Writing the lives of people and things, AD 500-1700

Chawton House Library, 1st-2nd March 2012

Hosted by the Centre for Medieval and Renaissance Culture, University of Southampton

Writing the lives of people and things, AD 500-1700: an inter-disciplinary conference


Key-note speaker: Charles Nicholl
[Freelance writer, author of The Lodger: Shakespeare on Silver Street
and The Reckoning: The Murder of Christopher Marlowe]


CALL FOR PAPERS


This conference is intended to push the boundaries of research in biography by bringing together postgraduates and early-career researchers from across disciplines in the humanities and social sciences. Biography has particular relevance in contemporary scholarship as it encompasses every field of human experience. As a result, scholars are becoming increasingly interested in using the lives of individuals to elucidate the past. In the fields of archaeology and anthropology, too, object biography has been a growing area of theoretical research in the past thirty years. This interest in the stories objects can tell resulted in the British Museum and BBC Radio 4 series A History of the World in 100 Objects, broadcast in 2010.

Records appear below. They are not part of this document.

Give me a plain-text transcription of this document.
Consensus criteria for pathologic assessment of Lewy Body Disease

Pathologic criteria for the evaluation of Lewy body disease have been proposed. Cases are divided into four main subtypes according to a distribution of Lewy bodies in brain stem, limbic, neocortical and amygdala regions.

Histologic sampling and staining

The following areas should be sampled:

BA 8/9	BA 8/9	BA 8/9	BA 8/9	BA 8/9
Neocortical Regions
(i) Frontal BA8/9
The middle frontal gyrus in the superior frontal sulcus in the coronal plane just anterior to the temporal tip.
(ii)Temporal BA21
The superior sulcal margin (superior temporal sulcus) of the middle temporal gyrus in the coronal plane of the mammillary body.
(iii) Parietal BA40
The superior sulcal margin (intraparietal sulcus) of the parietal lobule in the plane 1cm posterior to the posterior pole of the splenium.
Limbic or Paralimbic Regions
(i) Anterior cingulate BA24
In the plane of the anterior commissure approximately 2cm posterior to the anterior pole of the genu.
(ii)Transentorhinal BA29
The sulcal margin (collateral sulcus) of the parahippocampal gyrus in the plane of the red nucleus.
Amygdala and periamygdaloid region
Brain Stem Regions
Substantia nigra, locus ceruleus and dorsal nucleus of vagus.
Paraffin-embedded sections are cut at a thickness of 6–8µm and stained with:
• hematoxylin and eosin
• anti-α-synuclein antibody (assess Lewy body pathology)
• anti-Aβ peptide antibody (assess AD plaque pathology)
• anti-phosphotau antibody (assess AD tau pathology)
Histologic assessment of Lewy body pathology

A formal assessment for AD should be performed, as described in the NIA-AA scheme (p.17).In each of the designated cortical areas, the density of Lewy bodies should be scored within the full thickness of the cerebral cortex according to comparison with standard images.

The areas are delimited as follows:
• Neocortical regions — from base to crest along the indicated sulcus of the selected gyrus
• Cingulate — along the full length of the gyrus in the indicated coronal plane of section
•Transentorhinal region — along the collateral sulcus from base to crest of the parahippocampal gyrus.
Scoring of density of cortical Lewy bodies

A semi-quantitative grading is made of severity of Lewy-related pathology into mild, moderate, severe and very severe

We welcome abstracts of no more than 200 words for 20 minute papers from postgraduates and early-career researchers of the medieval and renaissance periods with an interest in biography. The conference themes will include (but are not limited to):

· Artefact biography and human interaction with physical objects through time.
· The experience of life in settled spaces.
· Biography through portraiture and clothing.
· The imaginative recreation of individual lives and mentalities through micro-history.
· The relationship of the self to society, i.e. through social cultural or economic interactions.
· The exploration of the self through music.
· New perspectives on the ‘discovery of the individual’ during the medieval period and renaissance.
· The cementing of social and creative networks and affiliations through the ownership of manuscripts and objects.
· Scientific approaches to biographical interpretations of manuscripts, objects, paintings and human remains.


Please send abstracts along with your name, affiliation and email address to:Gemma Watson at glw1g09@soton.ac.uk and Robert Smith at rfws206@soton.ac.uk

The deadline for abstracts is 31st October 2011.